The Central Board of Direct Taxes (CBDT) notice vide December 24, 2018, stating that no coercive action is to be taken against angel tax notices and orders, has failed to resolve startup and angel investors’ issues, as it hasn’t stopped income tax assessing officers (AOs) from generating new angel tax notices and demands to startups.
Even as the furore over angel tax goes on, leading industry associations — NASSCOM, TiE Chapters, India Angel Network, and the Indian Private Equity and Venture Capital Association (IVCA) — have now joined the protest, asking the Department of Industry Policy and Promotion (DIPP) to scrap angel tax completely for startups and angel investors.
Earlier, in December 2018, software thinktank iSPIRT Foundation, community-based social media platform LocalCircles, angel investors, entrepreneurs, and industrialists — including Mahindra Group chairman Anand Mahindra and Biocon chairman Kiran Mazumdar Shaw — had raised their voice against the draconian law of taxation.
The IVCA has filed a submission to DIPP secretary Ramesh Abhishek as well as to the CBDT, proposing a three-step recommendation to exempt startups from angel tax.
The draft suggested an ‘anti-abuse’ provision in the Income Tax Act for all registered startups that have raised non-promoter capital of up to INR 10 Cr ($1.4 Mn). The IVCA has also asked that the I-T notices sent to startups be fast-tracked to resolve the matter at the earliest.
Another letter to industry and commerce minister Suresh Prabhu, jointly addressed by NASSCOM, TiE Chapters, India Angel Networks, and IVCA, said: “Unfortunately the flagship Startup India programme has run into severe implementation problem, especially due to the angel tax imposed Section 56 of the Income Tax Act. It penalises angel investors and startups simply because the premium is paid or discount given on the sale or purchase of shares. Nowhere in the world does such provision exist.”
Seeking the government’s urgent intervention to abolish the angel tax, it added, “Angel tax scheme is based on mere suspicion that angel investors are investing their undisclosed income. There is no empirical evidence to show that there exists any systematic menace in this regard. If there is any investor who can’t explain the source of investment, we suggest by all means go after that investor, but presuming every investor is paying a premium or getting discount should not be deemed criminal and be penalised.”
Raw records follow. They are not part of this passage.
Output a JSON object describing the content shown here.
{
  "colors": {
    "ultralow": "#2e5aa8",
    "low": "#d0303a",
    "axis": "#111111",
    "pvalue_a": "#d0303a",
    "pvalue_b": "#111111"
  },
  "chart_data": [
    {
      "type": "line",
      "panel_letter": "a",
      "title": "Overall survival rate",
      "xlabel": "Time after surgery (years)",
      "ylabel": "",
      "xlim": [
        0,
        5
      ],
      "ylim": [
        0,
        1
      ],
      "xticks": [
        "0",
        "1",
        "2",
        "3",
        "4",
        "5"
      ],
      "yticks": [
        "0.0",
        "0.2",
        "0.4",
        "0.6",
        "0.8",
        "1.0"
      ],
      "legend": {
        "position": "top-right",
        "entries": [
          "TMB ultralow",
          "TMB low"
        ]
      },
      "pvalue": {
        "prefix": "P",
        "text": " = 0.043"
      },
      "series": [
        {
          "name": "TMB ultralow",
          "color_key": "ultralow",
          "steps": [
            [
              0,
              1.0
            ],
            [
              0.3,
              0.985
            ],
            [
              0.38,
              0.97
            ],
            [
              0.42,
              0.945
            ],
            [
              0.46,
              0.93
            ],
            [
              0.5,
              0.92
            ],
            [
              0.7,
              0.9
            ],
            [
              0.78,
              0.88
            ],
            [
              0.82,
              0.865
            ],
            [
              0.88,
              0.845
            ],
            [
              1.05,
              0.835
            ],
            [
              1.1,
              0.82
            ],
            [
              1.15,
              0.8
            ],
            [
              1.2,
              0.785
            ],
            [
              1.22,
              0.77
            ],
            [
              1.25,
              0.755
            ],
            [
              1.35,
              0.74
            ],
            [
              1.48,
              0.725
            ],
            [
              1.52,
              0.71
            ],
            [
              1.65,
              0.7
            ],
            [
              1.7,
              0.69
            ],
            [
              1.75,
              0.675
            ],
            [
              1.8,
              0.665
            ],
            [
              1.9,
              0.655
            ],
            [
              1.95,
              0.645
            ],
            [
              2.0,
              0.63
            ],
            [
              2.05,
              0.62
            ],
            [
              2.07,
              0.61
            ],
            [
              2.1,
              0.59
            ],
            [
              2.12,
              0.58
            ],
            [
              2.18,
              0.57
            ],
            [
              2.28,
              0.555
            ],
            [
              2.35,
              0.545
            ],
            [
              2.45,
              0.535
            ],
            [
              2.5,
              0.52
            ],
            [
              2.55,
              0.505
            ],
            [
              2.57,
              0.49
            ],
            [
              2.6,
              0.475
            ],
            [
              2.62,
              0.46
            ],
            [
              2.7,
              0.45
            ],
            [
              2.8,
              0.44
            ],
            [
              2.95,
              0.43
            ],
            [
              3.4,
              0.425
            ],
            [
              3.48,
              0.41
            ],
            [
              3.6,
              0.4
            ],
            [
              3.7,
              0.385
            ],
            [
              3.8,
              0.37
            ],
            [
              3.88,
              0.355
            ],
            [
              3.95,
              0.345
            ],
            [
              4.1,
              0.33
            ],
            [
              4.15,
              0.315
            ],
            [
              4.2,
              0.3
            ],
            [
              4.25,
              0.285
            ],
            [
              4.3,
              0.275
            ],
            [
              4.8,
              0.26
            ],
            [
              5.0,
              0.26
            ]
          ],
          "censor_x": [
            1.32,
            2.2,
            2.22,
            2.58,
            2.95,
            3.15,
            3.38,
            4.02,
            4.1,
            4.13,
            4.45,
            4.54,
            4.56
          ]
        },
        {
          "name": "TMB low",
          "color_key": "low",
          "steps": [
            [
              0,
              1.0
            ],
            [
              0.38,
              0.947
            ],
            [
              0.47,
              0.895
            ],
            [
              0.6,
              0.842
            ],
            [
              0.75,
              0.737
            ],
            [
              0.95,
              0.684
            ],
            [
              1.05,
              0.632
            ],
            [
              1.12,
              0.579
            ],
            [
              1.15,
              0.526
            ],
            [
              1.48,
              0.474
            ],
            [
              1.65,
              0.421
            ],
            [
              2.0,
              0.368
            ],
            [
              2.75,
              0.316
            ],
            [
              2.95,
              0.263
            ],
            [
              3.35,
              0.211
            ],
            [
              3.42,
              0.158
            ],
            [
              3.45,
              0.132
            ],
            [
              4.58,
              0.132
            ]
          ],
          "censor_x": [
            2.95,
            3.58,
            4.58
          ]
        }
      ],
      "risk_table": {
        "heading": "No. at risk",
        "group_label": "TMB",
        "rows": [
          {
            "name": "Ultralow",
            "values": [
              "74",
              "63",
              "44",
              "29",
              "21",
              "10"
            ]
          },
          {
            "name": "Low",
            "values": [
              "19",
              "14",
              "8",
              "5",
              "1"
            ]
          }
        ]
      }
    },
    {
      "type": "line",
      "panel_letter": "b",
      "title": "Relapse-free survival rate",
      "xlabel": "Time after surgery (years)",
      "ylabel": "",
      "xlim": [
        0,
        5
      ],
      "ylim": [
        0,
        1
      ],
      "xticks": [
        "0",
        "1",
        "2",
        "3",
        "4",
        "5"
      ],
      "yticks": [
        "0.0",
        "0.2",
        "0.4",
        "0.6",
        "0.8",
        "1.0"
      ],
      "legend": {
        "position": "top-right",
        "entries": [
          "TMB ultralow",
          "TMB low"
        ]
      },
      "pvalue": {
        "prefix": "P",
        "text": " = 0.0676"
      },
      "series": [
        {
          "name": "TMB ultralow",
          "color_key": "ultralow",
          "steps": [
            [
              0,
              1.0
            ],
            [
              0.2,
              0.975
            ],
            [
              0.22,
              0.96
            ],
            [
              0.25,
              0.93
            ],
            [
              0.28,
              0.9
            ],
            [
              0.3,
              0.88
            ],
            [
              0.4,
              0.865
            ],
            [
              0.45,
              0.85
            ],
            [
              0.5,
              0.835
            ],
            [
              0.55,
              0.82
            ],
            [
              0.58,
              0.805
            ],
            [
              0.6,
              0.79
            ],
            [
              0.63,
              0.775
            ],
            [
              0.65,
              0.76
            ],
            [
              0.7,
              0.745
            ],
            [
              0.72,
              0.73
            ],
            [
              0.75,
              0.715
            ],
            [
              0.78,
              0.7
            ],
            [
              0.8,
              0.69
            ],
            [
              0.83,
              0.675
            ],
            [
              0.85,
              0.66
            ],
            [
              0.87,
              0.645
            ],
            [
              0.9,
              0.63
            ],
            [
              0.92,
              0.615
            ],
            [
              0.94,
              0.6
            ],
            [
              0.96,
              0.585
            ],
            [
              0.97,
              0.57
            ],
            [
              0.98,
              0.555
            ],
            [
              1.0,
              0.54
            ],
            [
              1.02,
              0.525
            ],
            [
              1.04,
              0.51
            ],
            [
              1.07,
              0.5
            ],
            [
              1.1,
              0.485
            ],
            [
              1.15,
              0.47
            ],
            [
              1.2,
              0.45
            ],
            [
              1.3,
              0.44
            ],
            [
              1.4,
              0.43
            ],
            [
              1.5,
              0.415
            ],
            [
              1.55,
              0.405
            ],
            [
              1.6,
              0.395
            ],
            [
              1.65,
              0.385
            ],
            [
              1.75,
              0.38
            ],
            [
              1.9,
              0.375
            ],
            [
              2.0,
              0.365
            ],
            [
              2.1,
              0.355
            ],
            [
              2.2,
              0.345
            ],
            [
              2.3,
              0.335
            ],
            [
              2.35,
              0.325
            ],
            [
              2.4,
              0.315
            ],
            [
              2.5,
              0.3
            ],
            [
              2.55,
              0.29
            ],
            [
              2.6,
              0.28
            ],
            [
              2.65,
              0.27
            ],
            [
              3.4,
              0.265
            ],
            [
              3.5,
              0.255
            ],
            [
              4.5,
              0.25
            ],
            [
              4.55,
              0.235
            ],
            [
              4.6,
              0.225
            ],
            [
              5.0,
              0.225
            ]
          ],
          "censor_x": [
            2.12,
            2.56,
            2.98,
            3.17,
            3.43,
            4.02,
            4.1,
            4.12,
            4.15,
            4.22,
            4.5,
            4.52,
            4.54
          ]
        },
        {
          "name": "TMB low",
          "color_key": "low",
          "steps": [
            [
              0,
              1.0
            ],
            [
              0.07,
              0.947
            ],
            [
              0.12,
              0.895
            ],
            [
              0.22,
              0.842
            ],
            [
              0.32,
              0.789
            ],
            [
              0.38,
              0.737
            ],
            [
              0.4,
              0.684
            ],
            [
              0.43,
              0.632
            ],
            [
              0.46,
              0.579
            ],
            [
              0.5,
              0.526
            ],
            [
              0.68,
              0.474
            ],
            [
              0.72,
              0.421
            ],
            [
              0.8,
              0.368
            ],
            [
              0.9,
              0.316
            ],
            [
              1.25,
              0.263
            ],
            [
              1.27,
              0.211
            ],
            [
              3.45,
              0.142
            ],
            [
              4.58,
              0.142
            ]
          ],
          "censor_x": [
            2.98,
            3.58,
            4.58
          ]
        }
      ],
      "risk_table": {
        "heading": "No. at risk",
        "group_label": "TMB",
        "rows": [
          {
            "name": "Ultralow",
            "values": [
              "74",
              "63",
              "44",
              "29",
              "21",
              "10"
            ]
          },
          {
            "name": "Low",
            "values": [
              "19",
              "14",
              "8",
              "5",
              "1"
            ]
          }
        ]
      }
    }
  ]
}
Recently, the iSPIRT Foundation published a report highlighting how angel tax has adversely affected the Indian startup ecosystem. An annual survey carried out by LocalCircles, also highlighted how this draconian law has indeed jolted the Startup India programme.
Let’s take a look at the findings of the survey:
Unique Domestic Investors Down By 48% Since 2015
Citing Inc42’s ‘The State of The Indian Startup Ecosystem Report’, Mohandas Pai and Siddarth Pai, angel investors and founders of 3One4 Capital, and Nakul Saxena, director-policy, iSPIRT Foundation, have published a report which reveal the adverse effects of angel tax on the Indian startup ecosystem.
Some of the major findings are:
- At $2.9 Mn, Indian startups have one of the lowest average valuations worldwide while their counterparts in Silicon Valley, Israel, and Europe have average valuations of $5.1 Mn, $3.8 Mn and $3.3 Mn respectively
- Seed-stage funding is down by 21% from $191 Mn (January-September 2017) to $151 Mn (January-September, 2018)
- The number of early-stage rounds came down by 28.5% in 2018
- The number of unique domestic investors is down by 48% since 2015
Only 18% Claim Benefitted From Startup India: LocalCircles Survey
The LocalCircles annual startup survey, which saw participation from over 15K startups, SMEs, and entrepreneurs, and a total of 40K responses, threw up some interesting data:
- 38% startups said they received one or more tax notices in 2018
- 97% said income tax officers must be educated on startup valuations
- Only 18% claim to have benefitted from Startup India Mission
- 24% of startups/SMEs looking at winding up business in 2019
Interestingly, 76% of the respondents also said that startups and SMEs should be exempted from GST under the Reverse Charge for services procured from abroad. Early-stage startups with little or no revenue are at a disadvantage by being in India as they must pay 18% GST under the Reverse Charge and are unable to take the input tax credit for such payments.
Despite repeated assurances from the commerce minister, the angel tax issue has been a bane for startups. As the winter session of the Parliament — the last full-fledged session of the existing government — is over now, a long-term solution in the short term in the form of legislative reform will be perhaps difficult now.
All eyes will on the Budget session which is set start on January 31.